雨の夜に
「ここなら雨宿りできそうですね。」
国明は人が数人しか入れない小さな洞穴に美珠を入れると入り口に陣取り座りこんだ。そして美珠も気まずそうに国明と少し距離を置いて座った。
国明はそれを横目で見ると、膝をたてその上に腕を置き美珠を見ないようにするかのように外に目を遣った。
美珠はまるで存在すら無視されているようで、膝を抱えてただ声を殺しただあふれてくる涙を拭っていた。
「相手の方がご無事だといいのですが。」
発せられたその言葉が重くのしかかってくる。
「無事です・・・。」
「そうですか・・・。それは何よりです。」
そんな言葉が欲しいわけではない。
怒って欲しかった。お前は馬鹿だとののしられるほうが良かった。
「まだ訊いてはいませんでしたが・・・何処の騎士団です?それとも貴族ですか?」
「・・・国明さん・・・。あの・・・。」
「分かりました。言いたくないならもう聞きません。出すぎたまねをいたしました。」
国明はまた視線を外に戻す。美珠は堪えきれず悲鳴に近い声を上げた。
「騙されたのです!私が愚かだったのです!」
一声出すともうとまらなかった。言葉が次からこみ上げてくる。
「彼を殺した相手を・・・あの人だと感じるなんて。あんな男に少しでも好意を抱いて、その上!」
唇まで許してしまうなんて。
唇が気持ち悪かった。手の甲で力いっぱいこすると国明はその手を押さえた。お互いの目がぶつかる。
「何なさってるんです?どういうことですか、それは?誰が誰を殺したというのです?」
「私の大切な人をあの男が殺したのに・・・私は記憶が無いからまんまと騙されて・・・。悔しい!本当に悔しい。もう死んだってあの人のところにはいけない!きっとあの人にも突き放される!お前は馬鹿だって!」
「まさかとは思いますが・・・美珠様の選んだ相手というのは・・・あの孝従ですか。」
恥ずかしくて頷く事もできなかった。
「国明さんの言うとおり私は本当に馬鹿姫です。自分を守って死んでいった大切な人と、その人を殺した相手とを間違えるなんて・・・、珠以が聞いたらきっと温厚なあの人でもめちゃくちゃ怒ります。」
「大切な人・・・?」
「・・・国明さんは少年時代にどこかで珠以という名を聞いたことおありですか?」
「珠以というのがあなたの恋焦がれる人なのですか?」
「はい。・・・私の剣術の稽古仲間の一人で、私の兄のような人で。とにかく大切な人だったんです。あの人といた思い出はすべて輝いていて私が生きてきた中での宝ものなんです・・・今にして思えば。」
国明はしばらく物思いにふけっていた。美珠はその隣で全てさらけ出して放心状態に陥っていた。けれど、ポツリと国明がつぶやいた。
「魔法剣の珠以・・・。聞いたことありますね。私も魔法剣を使うので。」
すると美珠は無意識に微笑んでいた。
「何に対してそんなに微笑んでらっしゃるんです?」
「嬉しいんです。あの人の名前が私以外の人から聞けると。ただ、本当に会いたかった。
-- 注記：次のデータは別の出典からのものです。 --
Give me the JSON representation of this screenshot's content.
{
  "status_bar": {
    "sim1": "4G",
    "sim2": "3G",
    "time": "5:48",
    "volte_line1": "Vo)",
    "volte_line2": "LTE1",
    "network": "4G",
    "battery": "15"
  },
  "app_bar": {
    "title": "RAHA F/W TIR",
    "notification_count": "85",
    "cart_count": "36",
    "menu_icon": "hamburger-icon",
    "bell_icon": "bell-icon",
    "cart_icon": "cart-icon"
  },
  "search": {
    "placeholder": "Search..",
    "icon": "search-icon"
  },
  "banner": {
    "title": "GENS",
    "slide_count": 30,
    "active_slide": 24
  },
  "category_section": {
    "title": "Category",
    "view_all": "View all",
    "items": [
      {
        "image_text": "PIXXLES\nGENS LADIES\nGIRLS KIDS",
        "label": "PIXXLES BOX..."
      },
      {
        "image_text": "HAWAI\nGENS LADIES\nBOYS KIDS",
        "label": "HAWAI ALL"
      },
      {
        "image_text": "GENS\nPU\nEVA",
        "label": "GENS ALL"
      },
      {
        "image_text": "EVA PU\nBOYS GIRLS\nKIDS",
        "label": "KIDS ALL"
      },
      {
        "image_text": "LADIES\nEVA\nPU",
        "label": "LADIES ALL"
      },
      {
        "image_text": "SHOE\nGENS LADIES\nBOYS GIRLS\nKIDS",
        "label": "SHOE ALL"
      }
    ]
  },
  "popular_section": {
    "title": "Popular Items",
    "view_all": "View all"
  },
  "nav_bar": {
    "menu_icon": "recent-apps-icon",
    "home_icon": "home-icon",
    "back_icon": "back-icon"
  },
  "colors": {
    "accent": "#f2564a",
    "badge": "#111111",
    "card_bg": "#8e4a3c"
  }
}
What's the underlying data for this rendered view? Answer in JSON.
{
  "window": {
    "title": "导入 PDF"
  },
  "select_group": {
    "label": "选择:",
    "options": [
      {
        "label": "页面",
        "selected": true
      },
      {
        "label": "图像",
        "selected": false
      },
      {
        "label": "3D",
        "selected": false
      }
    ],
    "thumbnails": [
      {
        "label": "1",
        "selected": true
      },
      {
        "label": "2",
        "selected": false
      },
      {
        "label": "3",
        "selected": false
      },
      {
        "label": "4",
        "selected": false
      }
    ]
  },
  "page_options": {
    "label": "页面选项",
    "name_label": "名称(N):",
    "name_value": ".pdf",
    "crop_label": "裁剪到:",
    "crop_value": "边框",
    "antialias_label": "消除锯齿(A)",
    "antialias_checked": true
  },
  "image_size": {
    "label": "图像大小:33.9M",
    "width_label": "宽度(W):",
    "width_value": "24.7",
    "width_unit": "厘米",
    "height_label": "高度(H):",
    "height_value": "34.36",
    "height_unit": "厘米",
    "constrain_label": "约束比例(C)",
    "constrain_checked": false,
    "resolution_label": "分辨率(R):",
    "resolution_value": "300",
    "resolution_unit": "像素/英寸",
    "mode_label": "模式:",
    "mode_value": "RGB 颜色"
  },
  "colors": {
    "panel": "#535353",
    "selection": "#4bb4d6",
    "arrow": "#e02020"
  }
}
忘れるようにされてはいても、ずっと毎日夢の中で恋をし続けていたんです・・・。」
美珠の言葉を聞き、再び国明は黙った。
口に出して思いを伝えるとさらに珠以が恋しくなった。
すると思い切ったように国明は両手を伸ばし美珠の頬を優しく包んだ。 その仕草があまりに温かく、美珠は相手をただ見返した。
「俺ではいけませんか?美珠様。」
国明はいつもの優しい目で美珠を見つめていた。美珠は名前を呼んでもらえたことがうれしくてほんの少し口元を緩めた。
「私は国明さんの気持ちが十分の一も分からない人間です・・・よ?それに今追われています。」
「徐々に分かっていただければ結構です。俺には貴方しかいないんだから。あなたは俺の花だ。あなたがいるから私の心は幸せになるのです。」
「国明さん・・・。」
美珠は国明の優しい目を見ているうちに心のどこかがまるで優しく包まれているように思えた。
頬を暖かい何かが流れ落ちた。それは先ほどまでとはまったく違う涙。
「泣かないで下さい。」
そう言われてもこらえきれず、しがみついて声をあげて泣いた。
国明はずっと抱きしめてくれた。